Nelson has held internships for three straight summers. After her first year at Howard, she interned in Los Angeles with Blavity, a website for African American millennials. The next summer, she interned at Progressive Business Media, a Greensboro communications company that serves the home furnishings and other industries.
This summer, she landed a 10-week paid internship in Mooresville at the corporate headquarters of Lowe’s, the home improvement chain.
Nelson said she was proud of herself for starting her internship search in the fall, months earlier than she had in the past. But there was one problem: between accepting and starting her internship, Lowe’s eliminated the department where she was supposed to work.
The company asked: Would she be interested in another department? Maybe online support?
“My first thought was that it’s coding, and I didn’t know how to code,” Nelson said. “But it wasn't. They were like, you’ll learn (the job) when you get here.”
Instead of spending the summer immersed in social media and email newsletters as she had planned, Nelson tended to the Lowes.com website. Customer and employee concerns — wrong prices, missing pictures of merchandise, online buttons that didn’t work when you clicked on them — came to her department. She helped figure out how to fix those problems.
“That taught me not to limit myself,” Nelson said. “I now know I can do something if I have the proper training and apply myself.”

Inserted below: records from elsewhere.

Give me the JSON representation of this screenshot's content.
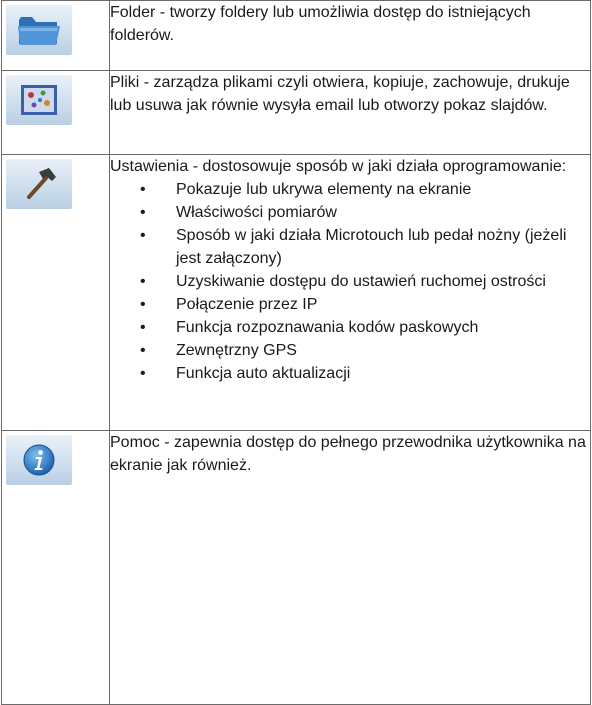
{
  "rows": [
    {
      "icon": "folder-icon",
      "text": "Folder - tworzy foldery lub umożliwia dostęp do istniejących folderów."
    },
    {
      "icon": "image-file-icon",
      "text": "Pliki - zarządza plikami czyli otwiera, kopiuje, zachowuje, drukuje lub usuwa jak równie wysyła email lub otworzy pokaz slajdów."
    },
    {
      "icon": "hammer-icon",
      "text": "Ustawienia - dostosowuje sposób w jaki działa oprogramowanie:",
      "items": [
        "Pokazuje lub ukrywa elementy na ekranie",
        "Właściwości pomiarów",
        "Sposób w jaki działa Microtouch lub pedał nożny (jeżeli jest załączony)",
        "Uzyskiwanie dostępu do ustawień ruchomej ostrości",
        "Połączenie przez IP",
        "Funkcja rozpoznawania kodów paskowych",
        "Zewnętrzny GPS",
        "Funkcja auto aktualizacji"
      ]
    },
    {
      "icon": "info-icon",
      "text": "Pomoc - zapewnia dostęp do pełnego przewodnika użytkownika na ekranie jak również."
    }
  ]
}
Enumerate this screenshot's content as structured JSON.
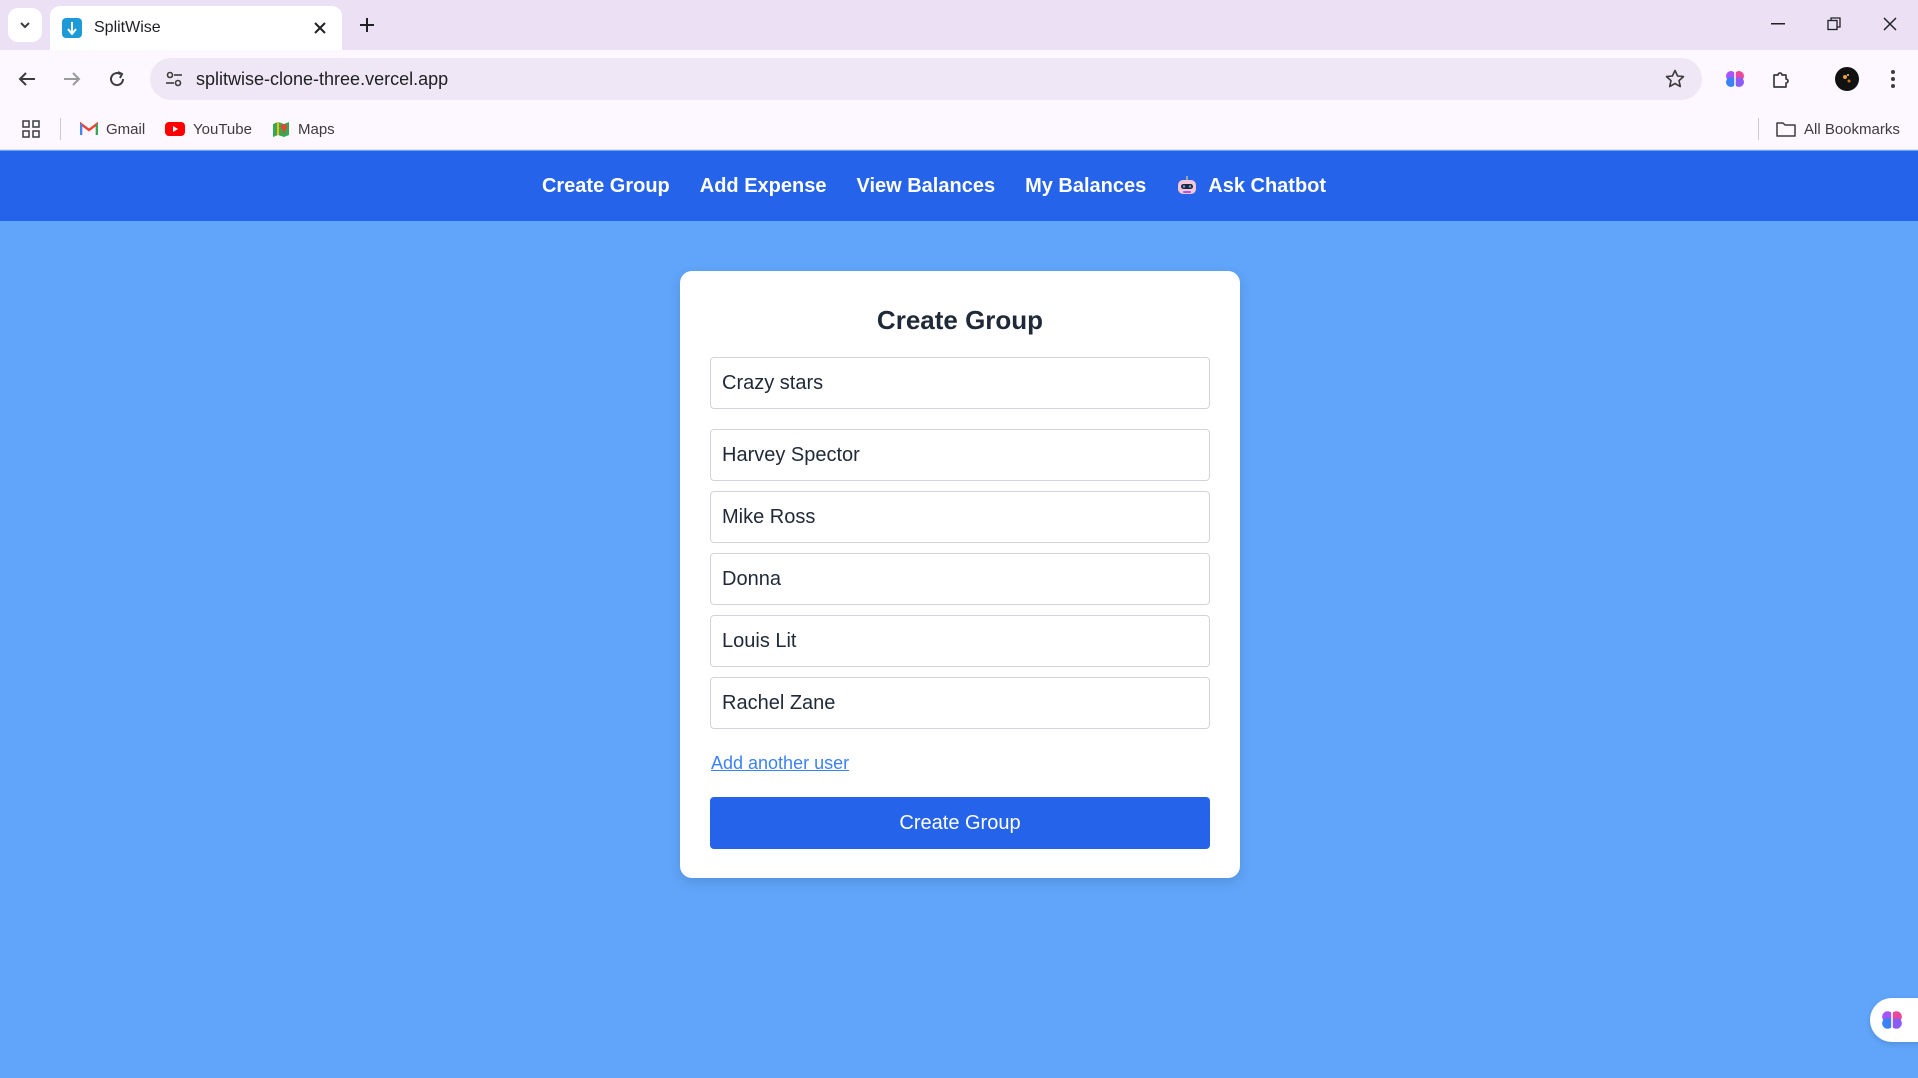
{
  "browser": {
    "tab_title": "SplitWise",
    "url": "splitwise-clone-three.vercel.app",
    "bookmarks": [
      {
        "label": "Gmail",
        "icon": "gmail-icon"
      },
      {
        "label": "YouTube",
        "icon": "youtube-icon"
      },
      {
        "label": "Maps",
        "icon": "maps-icon"
      }
    ],
    "all_bookmarks_label": "All Bookmarks"
  },
  "nav": {
    "create_group": "Create Group",
    "add_expense": "Add Expense",
    "view_balances": "View Balances",
    "my_balances": "My Balances",
    "ask_chatbot": "Ask Chatbot"
  },
  "form": {
    "title": "Create Group",
    "group_name": "Crazy stars",
    "users": [
      "Harvey Spector",
      "Mike Ross",
      "Donna",
      "Louis Lit",
      "Rachel Zane"
    ],
    "add_user_label": "Add another user",
    "submit_label": "Create Group"
  },
  "colors": {
    "page_bg": "#60a5fa",
    "nav_bg": "#2563eb",
    "button_bg": "#2563eb",
    "link": "#3b82f6"
  }
}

Nelson nominated herself this summer for the WayUp contest. She urged friends, family and her social media followers to vote for her online. She even created a “how to vote” online graphic that she thinks caught the eye of the contest judges.
A WayUp spokeswoman said a panel of judges considered several factors, including personal accomplishments and creativity in rounding up online votes. The judges also were impressed that Nelson juggled a full-time internship and her brand business while taking on side projects in other Lowe’s departments. One of those projects was designing an in-store graphic for the Lowe’s employee relief fund.
For being named national Intern of the Year, Chegg, the college textbook rental company, gave Nelson $1,000 to spend on its website. The award gives her an impressive line to add to her resume. That's important, as Nelson expects to graduate from A&T in May, and she’s already thinking about her job search.
Nelson learned she won the contest on the final day of her Lowe’s internship. She was at lunch with her boss when she opened an email from WayUp.
“I started crying. She started crying. The whole room started screaming,” Nelson said. “Then I had to call everybody I knew.”
Advice for interns
Kiara Nelson, a rising senior at N.C. A&T and WayUp’s 2019 Intern of the Year, shares these three tips for current and prospective interns:
• Develop networks with the people you work with. There’s no telling who might be able to help you down the line.
• Put your all into the work. Something that seems small to you might be a big deal to your boss — or their boss.
• Don’t be afraid to ask questions. Workplaces often have their own acronyms and jargon. When Nelson asked her Lowe’s co-workers about numerous in-house terms, “they made me an abbreviation booklet,” she said. “I was educated pretty quickly.”